Lo andai a trovare nella sua abitazione teramana il 4 novembre 2022, accompagnato da mio padre («il grande architetto, tuo padre protettore», come lui lo chiamava). Checché ne dicesse a ogni nostra telefonata (le ultime volte esordiva affermando «Ormai sono dimidiato», tanto da spingermi a ribattezzarlo “il Profeta dimezzato”), il Professore conservava una straordinaria agilità, la stessa che quando era preside sfoggiava davanti agli alunni arrampicandosi più volte di seguito sulla corda della palestra. Mi mostrò un appartamento, oltre a quello in cui abitava, interamente adibito a biblioteca: una serie infinita di scaffali che contenevano maggiormente volumi di antropologia culturale ma in cui ce n’era anche uno dedicato ai libri dell’amico Giannangeli, come lo studio critico La bruna armonia di Camerana (1978) che gli era stato donato entusiasticamente dal suo autore dopo aver scoperto con sorpresa che Profeta ricordava a memoria dei versi di Camerana (poeta rilevante della Scapigliatura ma certamente poco noto). Scendemmo anche nel suo garage dove teneva conservata una poderosa collezione di vasellame, di tutte le specie, di tutte le forme, di tutte le provenienze. La passione per il recipiente, inteso come struttura che accoglie e ridona alla vita, aveva segnato metaforicamente la sua esistenza di uomo e di studioso.

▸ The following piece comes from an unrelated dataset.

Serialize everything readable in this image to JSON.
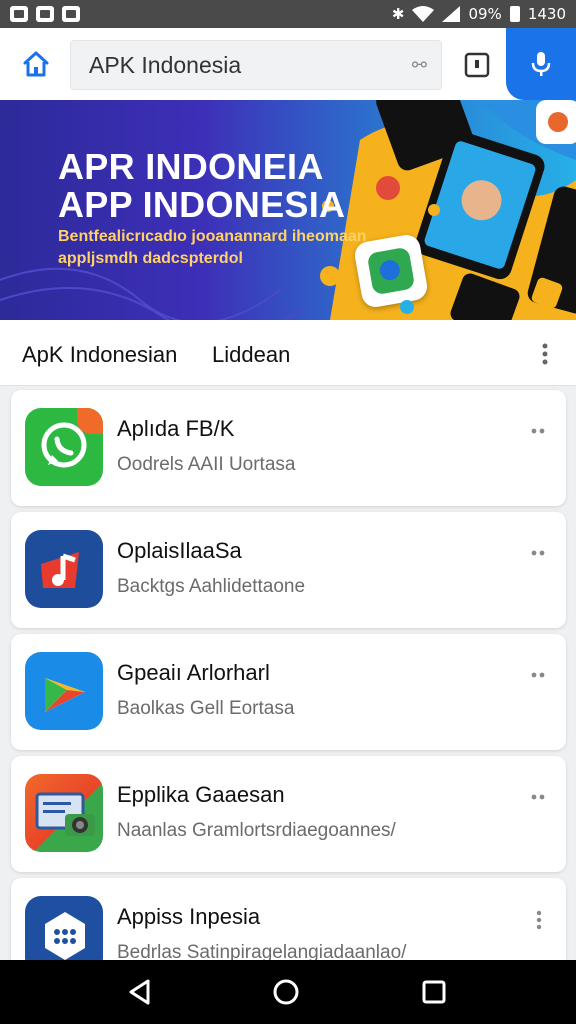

A conclusione della visita, invitai Profeta a intonare insieme una delle melodie napoletane che più amava, I’ te vurria vasà, e che accennò con quel caratteristico filo di voce in cui pure sapeva infondere tutta la grazia del suo spirito.
Quando l’altro giorno sua figlia Nicoletta mi avvertì della scomparsa del Professore, forse non avrei dovuto sorprendermi; la sua vita ormai si andava affievolendo come nella poesia Lu tisiche dell’amato Della Porta: «Avete viste ma’ nu lumicille, / che cià remaste sole lu stuppine / e sèquet’ a ardì’, ma fine fine, / e manne ogne tante na scintille // pe ffà’ sapè ca l’ojie sta a la fine?». Era un’immagine, quella del lumicino che va spegnendosi, evocata dallo stesso Profeta ma che io mi rifiutavo di accettare, invitandolo a pensare alla fiamma del suo spirito che non smetteva di ardere; una fiamma che, oggi più che mai, resta viva a indicarci un cammino di etica culturale oltre che umana doveroso da seguire.